配偶者が1人でこれらの問題を抱えることは荷が重く、契約者としても本意ではありませんから、契約時にはその内容をしっかりと確認することが大切です。
リバースモーゲージと相続トラブル
相続対策としてリバースモーゲージを活用するケースもあります。たとえば以下のような条件が揃っている場合などが当てはまります。
- 主な相続財産は自宅不動産のみ
- 現金・預貯金が少ない
リバースモーゲージ返済のために自宅を売却した場合、完済後に手元に残った金銭を相続財産とすることができるため、相続人は公平に財産を分け合うことができるでしょう。相続財産が不動産と現金である場合に比べると、額面上の不公平感がなくなります。

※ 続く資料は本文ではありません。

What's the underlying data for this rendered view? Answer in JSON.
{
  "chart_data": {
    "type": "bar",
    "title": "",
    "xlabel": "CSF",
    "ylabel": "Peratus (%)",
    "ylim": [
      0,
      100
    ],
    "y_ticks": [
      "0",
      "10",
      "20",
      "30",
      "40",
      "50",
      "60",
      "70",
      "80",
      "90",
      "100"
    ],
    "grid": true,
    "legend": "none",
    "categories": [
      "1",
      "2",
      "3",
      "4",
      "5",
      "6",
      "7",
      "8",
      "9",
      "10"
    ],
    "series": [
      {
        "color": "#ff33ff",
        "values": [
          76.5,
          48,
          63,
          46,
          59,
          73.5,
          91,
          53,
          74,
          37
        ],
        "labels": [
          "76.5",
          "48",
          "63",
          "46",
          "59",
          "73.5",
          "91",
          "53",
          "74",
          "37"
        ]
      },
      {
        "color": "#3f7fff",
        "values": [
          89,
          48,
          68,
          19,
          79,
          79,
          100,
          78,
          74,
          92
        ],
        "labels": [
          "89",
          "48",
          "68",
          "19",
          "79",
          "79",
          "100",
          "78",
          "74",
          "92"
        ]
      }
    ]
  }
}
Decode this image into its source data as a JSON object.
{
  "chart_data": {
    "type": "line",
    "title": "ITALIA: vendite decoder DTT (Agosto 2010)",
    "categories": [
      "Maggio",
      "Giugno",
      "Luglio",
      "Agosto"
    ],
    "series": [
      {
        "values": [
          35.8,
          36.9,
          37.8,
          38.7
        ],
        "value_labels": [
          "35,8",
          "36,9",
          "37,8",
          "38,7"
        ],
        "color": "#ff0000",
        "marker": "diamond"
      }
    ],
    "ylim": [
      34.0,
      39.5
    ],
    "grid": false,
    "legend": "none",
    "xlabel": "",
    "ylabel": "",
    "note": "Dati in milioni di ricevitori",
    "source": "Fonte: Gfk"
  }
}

ただし、相続人が「自宅を売却せず遺して欲しい」と望んでいることも考えられます。あらかじめ相続人にリバースモーゲージ利用の旨を相談し承諾を得ておかなければ、相続開始とともに自宅が売却されてしまうことになるため、相続人としては非常に不本意な思いをすることになりかねません。この点に十分留意しましょう。
まとめ
自宅に住み続けながら自宅を担保に金銭を借り入れることができるリバースモーゲージは、昨今高い注目を集めています。住宅金融支援機構によれば、2019年度からら2022年度にかけて累計6,000件の申込み実績があるとされているのです。
また、住宅金融支援機構のリバースモーゲージ商品に比べると、民間金融機関によるリバースモーゲージ商品の方が資金使途の自由度がより高く、生活資金に充てることもできる点は大きな魅力だといえるでしょう。
自宅リフォームや生活資金など、老後の生活状況に不安がある場合は、リバースモーゲージを活用した家計の見直しをすることも1つの方法になってくるかもしれません。まずは相続人となる親族に承諾を得たうえで、金融機関とよく相談し、リバースモーゲージの仕組みや資金使途、返済の仕方などについてきちんと理解するところから始めてみましょう。